Thanks to my new partner, Andrew Heinrich of Project Rousseau, I was
connected with the Park Avenue Armory Women's Shelter. The program,
located on the 4th floor, has a lovely wood-floored community room that
resembles performance spaces for many a little series around the
country. They even have a piano already on site. It turns out that the
piano is unfortunately an upright and a technician worked on it
tirelessly for over 3 hours to bring it to something remotely resembling
concert readiness. But with a shelter staff focused on the life and
death issues surrounding homelessness, it puts a piano lacking in
concert hall qualities into perspective. Manny Ax, so gracious and
more eager to focus on reaching the shelter clients than on the type of
piano, quickly transported us all and made us forget that it wasn't a
concert grand. For the foreseeable future, due to the downsized
elevator and other renovations, bringing such a piano here is an
impossible dream.
After
our rehearsal was concluded, a few heads poked into our room without
any real commitment just yet. So I walked down the hall lined with
dormitory rooms playing the Fiddler on the Roof theme. It was like the
Pied piper, searching for those whose souls were called by music. I saw
many faces look up from mundane tasks, folding bedding, organizing, and
brighten into smiles as they recognized the theme. "Fiddler on the
Roof!" Some exclaimed. By the time I returned to the community room, it
was now full with a nice crowd.
Manny
started with a solo work, Schubert theme and variations. He warmly
invited their involvement and curiosity by asking if anyone has a
birthday coming up. When a few people said yes, he launched into a
rendition of the birthday song. He then explained how in different
scenarios you might take that same song and write it various different
ways- demonstrating variations. He then went on to play the Schubert,
taking us on the inspired journey and, again, defying the limitations of
the modest piano. Only at the end of the 8 minute piece did the
listeners audibly exhale, some accompanied by "wow!" The audience was
transfixed and drank in every note. A couple of listeners first asked
about story of the music, which we discussed while setting up for the
Brahms.
As
I like to do, I introduced Brahms through the lens of his struggles - I
spoke of how he doubted his work and burned or wall-papered many first
attempts to shield them from posterity. I said that even the work we
were about to play he wrote as a 20 year old man and came back to revise
a full 30 years later. The lesson in all of it is that though we face
difficulty and doubt, if we keep going we will get there. Many heads
bobbed in the room, clients and staff.
Then
on a more fun note, and similarly to Manny's intro, I asked who likes
comfort food. Everyone chimed in. Which comfort foods do you like? I
heard responses like spare ribs and cheesecake and pizza and chocolate
cake. "Well, this piece, especially the first movement," I explained,
"is like comfort food for the soul. Something about it just feels
right." They really liked that idea and listened with even more eager
anticipation. The first response came "what was he thinking there?" An
interesting question. I offered, "a young man of 20, just beginning to
write chamber music, just met Robert and Clara Schumann, feeling
perhaps the awakens of a young man in love and at the beginning of his
career." Manny added that he is a bit of a tragic figure due to the
lifelong unrequited love and that he remained alone for his whole life.

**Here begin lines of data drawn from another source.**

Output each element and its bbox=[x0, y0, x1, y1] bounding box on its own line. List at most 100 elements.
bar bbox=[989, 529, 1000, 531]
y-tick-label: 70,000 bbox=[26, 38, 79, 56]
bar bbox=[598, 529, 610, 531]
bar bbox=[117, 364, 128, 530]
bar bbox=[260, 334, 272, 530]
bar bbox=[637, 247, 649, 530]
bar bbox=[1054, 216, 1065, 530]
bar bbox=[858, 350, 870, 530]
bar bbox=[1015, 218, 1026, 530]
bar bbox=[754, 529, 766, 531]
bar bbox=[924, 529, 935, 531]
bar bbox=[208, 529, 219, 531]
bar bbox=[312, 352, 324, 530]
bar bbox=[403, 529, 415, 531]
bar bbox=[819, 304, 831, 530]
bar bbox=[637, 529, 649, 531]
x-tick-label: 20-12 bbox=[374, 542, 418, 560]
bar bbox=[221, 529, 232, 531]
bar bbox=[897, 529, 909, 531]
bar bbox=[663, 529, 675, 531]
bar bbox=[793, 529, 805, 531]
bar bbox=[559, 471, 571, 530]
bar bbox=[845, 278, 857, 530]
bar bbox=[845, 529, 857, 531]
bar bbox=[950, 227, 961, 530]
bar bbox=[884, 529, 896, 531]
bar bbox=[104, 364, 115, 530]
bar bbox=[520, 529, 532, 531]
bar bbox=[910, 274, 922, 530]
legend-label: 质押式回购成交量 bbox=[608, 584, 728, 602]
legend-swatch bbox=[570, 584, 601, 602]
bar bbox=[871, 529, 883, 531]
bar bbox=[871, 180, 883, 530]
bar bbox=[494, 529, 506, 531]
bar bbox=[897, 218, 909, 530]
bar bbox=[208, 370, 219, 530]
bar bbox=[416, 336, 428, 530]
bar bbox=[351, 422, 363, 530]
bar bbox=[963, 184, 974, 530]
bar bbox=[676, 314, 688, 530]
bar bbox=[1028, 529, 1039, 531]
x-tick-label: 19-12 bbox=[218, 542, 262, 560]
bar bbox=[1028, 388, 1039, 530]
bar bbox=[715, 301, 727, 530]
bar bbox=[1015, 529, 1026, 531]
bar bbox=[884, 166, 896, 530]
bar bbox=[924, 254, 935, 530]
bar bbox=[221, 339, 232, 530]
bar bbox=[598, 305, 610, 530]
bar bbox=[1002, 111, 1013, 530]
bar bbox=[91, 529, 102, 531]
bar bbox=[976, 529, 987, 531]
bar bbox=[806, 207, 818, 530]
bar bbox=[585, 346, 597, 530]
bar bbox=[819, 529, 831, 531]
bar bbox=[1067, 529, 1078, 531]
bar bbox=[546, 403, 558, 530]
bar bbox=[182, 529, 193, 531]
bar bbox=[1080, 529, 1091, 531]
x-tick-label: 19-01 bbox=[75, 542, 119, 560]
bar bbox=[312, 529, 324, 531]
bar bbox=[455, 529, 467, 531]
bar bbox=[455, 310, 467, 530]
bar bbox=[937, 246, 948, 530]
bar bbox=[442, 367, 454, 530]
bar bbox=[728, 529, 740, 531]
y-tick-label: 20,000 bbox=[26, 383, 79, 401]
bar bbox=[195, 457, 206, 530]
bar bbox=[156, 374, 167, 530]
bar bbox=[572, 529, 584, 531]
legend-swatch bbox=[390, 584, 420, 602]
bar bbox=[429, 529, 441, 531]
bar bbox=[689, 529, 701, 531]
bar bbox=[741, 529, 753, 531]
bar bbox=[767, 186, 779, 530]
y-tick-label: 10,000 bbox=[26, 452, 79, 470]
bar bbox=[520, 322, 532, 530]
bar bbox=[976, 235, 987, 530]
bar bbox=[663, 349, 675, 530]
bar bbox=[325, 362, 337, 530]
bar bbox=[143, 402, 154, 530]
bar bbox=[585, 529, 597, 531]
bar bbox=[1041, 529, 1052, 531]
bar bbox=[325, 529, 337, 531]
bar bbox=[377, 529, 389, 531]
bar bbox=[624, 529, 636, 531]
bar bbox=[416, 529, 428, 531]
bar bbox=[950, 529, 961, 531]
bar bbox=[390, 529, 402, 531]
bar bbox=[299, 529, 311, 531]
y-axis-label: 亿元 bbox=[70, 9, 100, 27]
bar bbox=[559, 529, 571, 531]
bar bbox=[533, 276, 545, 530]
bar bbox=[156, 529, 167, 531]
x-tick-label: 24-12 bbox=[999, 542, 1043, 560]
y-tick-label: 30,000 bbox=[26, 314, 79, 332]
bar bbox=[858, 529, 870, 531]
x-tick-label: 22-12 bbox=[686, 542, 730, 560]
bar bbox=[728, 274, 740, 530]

He even suggested that perhaps he allowed his boyish youthful
handsomeness to be overtaken by a mass of facial hair as a sign of
his despair. Our audience loved the first movement of the Brahms,
noticing both the soaring melody and the conflict which seemed to them
to be the character of the development. But it was the still and
statuesque slow movement which truly captured the listeners. “Wow, I
went to Juilliard and I really needed this. It makes me forget all of
the problems I have to deal with right now,” said one. After the last
movement, the listeners were so exuberantly appreciative of our
performance. We quickly took a group photo. A woman I recognized from
our last performance (Stravinsky) said to me with tears in her eyes,
“You always warm my heart when you come here!”